6. 60% of the girls will end up in prostitution
7. 70% of the boys will enter a life of crime
8. Only 27% of these youth will find work
These youth live in a country that labels them as “useless” and gives no assistance to turn their lives around. It is a society that has created its own problem by placing thousands of children in orphanages, and then when they come of age, they give them no assistance to lead a successful life. It is almost as if the system places them in trade schools to become “slaves of the State” to fill the low-income jobs of unskilled labor and remain the under-trodden, 2nd-class citizens that the majority of the population of Ukraine believe that they are.

Tagging for democracy

Only by joining here, have I realised what tagging is all about and I'm sold.

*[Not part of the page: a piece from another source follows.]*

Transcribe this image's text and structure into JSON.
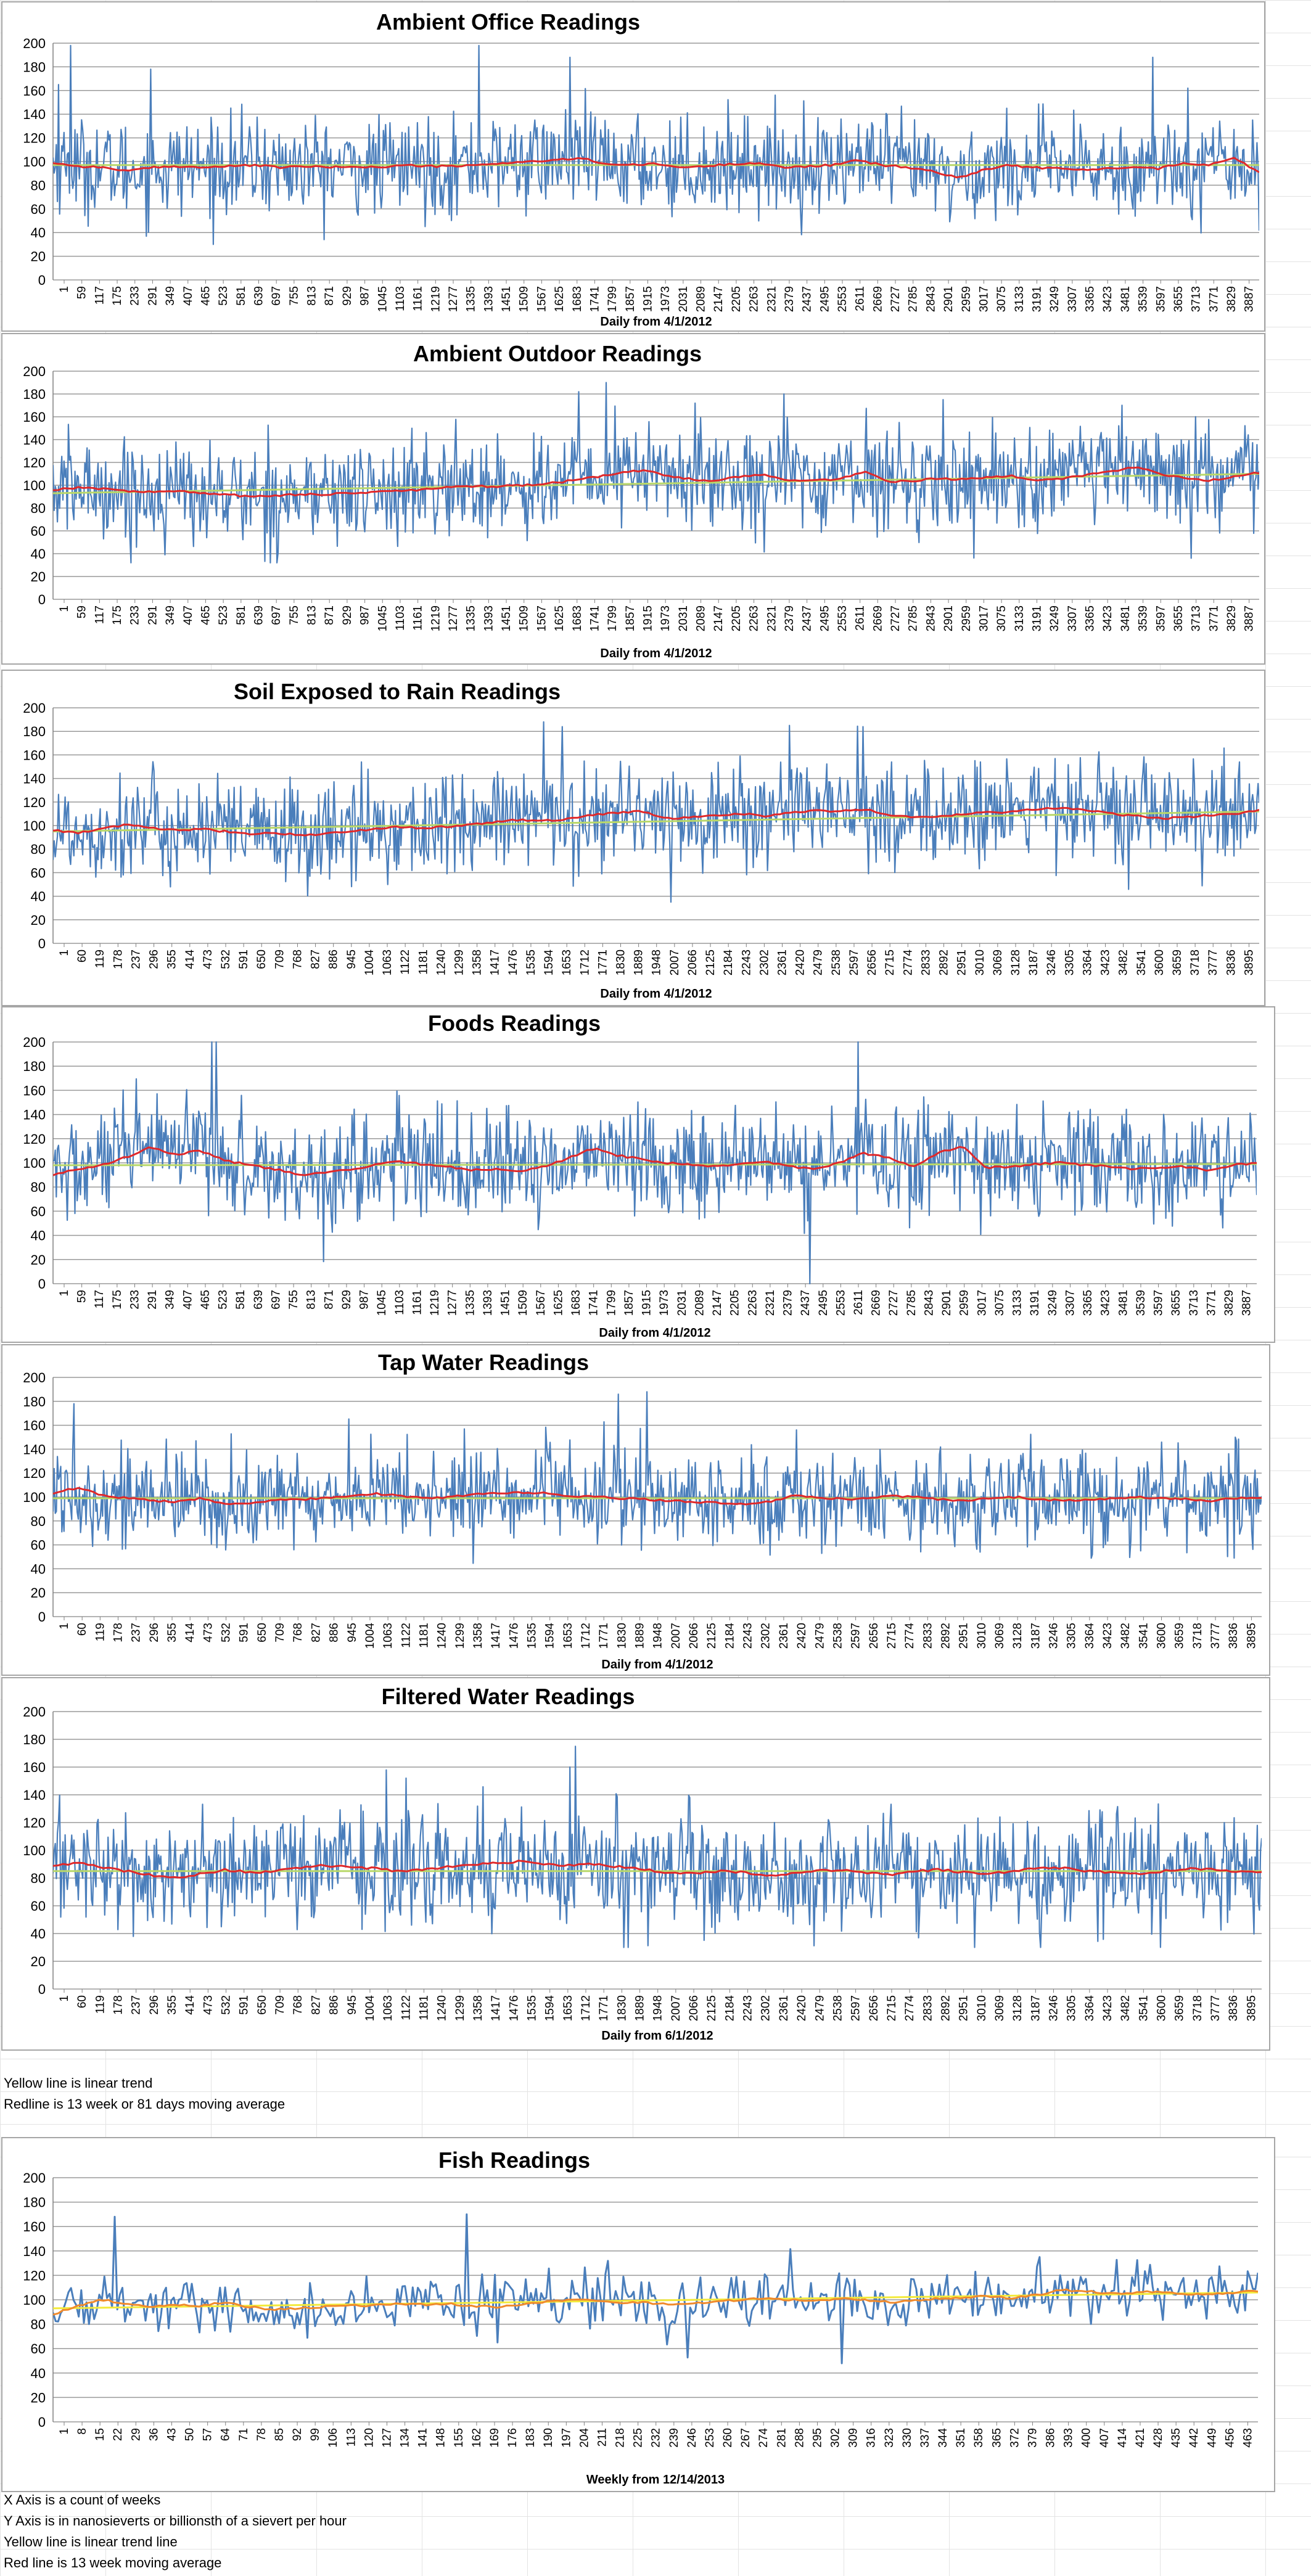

What a great way to get out a message.

My interests include the rose revolutions particularly in Ukraine, institutional childcare, modern day slavery, poverty reduction and social business.

So if anyone else  here is interested in these topics, I'd be glad to be part of your network

my username on del.icio.us is Jeff.Mowatt 

 

 

Collaborative communities

Sometime last year I did a little reasearch into what some of these packages had to offer. I had several contstraints, wanting something compatible with the ASP & SQLServer platform I used as a business software developer, the appearance of a website rather than a blog and relative ease of construction.

Many of the packages were quite complex in the context of creating content and allocating permissions and in the end DotNetNuke seemed to satisfy most of my needs.

Most of them had a developer community doing interesting things with opensource and value added additions but when it came to collaboration in building content, there is still a little to be desired. I didn't get around to trying Drupal.